By Leah Doyle | July 16, 2019
TED, a non-profit organization, has hosted thousands of talks by achievers from various walks of life and around the world on design, entertainment, and technology. TED was founded in 1984 and started posting videos of talks online in 2006. As of now, more than 2,100 talks have been uploaded and they have been viewed more than a billion times. We’ve compiled the top 5 TED talks of all time:
Sir Ken Robinson's talk tops the chart. He is the top TED speaker with 38 million views. His talk questioned the whole concept of education. According to Robinson, radical changes have to be brought about in the way schools teach students in order to encourage and cultivate create as well as acknowledge different types of intelligence. Robinson is of the opinion that today's education system does not encourage creativity at all.

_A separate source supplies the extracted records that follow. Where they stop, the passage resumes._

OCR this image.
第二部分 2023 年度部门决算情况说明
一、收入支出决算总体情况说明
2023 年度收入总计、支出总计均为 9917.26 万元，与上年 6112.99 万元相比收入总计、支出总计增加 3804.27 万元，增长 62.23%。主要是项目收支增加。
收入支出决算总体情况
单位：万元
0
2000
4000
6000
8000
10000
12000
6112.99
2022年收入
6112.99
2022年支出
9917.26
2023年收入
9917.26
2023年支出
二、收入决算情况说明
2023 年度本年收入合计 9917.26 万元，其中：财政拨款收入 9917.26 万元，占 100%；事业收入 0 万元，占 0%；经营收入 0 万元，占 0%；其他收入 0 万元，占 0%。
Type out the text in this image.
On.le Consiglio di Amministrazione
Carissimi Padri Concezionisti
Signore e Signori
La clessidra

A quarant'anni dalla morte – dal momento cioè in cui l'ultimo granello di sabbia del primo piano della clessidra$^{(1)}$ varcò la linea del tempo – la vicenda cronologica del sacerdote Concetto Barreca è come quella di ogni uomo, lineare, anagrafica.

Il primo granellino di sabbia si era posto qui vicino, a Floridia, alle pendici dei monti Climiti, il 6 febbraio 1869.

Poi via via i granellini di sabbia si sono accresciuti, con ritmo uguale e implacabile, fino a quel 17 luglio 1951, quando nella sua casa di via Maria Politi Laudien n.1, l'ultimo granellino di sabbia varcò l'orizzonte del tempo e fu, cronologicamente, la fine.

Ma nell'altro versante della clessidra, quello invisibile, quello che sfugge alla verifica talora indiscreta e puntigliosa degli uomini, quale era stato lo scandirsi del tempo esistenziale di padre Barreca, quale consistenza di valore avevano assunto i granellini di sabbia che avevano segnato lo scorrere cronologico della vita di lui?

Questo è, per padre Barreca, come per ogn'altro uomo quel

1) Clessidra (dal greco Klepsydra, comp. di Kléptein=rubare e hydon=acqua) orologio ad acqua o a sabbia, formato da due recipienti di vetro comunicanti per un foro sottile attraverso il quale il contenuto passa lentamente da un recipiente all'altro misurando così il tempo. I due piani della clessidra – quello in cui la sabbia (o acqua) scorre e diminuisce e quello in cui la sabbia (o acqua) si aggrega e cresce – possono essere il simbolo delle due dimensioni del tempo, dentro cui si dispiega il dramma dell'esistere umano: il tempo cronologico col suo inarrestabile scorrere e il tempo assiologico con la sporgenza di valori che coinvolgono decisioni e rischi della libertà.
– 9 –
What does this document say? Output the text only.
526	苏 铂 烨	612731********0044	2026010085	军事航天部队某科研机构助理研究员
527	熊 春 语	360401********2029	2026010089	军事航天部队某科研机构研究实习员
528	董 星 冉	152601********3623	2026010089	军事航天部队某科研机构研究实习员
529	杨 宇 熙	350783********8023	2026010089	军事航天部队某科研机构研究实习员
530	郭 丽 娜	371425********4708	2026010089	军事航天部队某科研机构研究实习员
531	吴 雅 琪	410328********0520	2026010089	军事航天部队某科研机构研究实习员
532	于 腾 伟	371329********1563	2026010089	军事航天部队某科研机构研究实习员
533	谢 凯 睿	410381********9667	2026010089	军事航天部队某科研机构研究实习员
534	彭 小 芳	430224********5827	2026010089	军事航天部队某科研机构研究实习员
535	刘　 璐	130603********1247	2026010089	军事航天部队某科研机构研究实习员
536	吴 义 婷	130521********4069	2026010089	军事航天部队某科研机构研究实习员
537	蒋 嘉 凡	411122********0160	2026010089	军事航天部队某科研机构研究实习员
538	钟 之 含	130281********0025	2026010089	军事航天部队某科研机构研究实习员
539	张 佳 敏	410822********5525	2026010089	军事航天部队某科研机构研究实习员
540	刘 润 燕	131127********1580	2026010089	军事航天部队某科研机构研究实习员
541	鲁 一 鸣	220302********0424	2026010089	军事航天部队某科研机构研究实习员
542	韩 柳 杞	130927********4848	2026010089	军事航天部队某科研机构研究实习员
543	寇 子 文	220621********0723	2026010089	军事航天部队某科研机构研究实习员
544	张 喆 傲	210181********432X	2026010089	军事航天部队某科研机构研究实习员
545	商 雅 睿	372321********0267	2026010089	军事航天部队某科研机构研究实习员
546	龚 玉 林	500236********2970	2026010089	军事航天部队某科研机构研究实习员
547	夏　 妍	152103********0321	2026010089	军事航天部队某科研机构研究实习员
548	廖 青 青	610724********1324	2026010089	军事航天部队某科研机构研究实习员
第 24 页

Amy Cuddy is a social psychologist and she provides scientific evidence as to how body language shapes the attitude of a person. A study carried out by her shows that the way a person sits, stands, or holds himself or herself impacts other people's perception about him or her. She also says that it changes the body chemistry of the person. According to her, a high-power pose – standing with the feet apart and hands on hips – has the power to enhance the feeling of dominance and reduce stress.
Simon Sinek offers a simple yet powerful model to help you become an inspirational leader. It starts with the question "Why?" According to him, this question inspires all great people. He strives to convince people to do whatever they find inspiring. The best keynote speaker says people don't buy what leaders do. They buy because of why leaders do whatever they do.
According to Brené Brown, vulnerability, authenticity, courage, and shame are the four characteristics and emotions that you will come across on a daily basis. She has studied them for 10 years and in her talk, she remarked people are imperfect and are wired for struggle. However, they are worthy of belonging and love.
Jill Bolte Taylor is a brain scientist and she had the first-hand experience as to what a stroke could do to a person's mind. This happened when one fine morning a blood vessel burst in her brain. Her movement, speech, and self-awareness stopped one by one. She spent eight years relearning to walk, talk, and think. Her left brain suffered permanent damage but the right side experienced a burst of creative energy.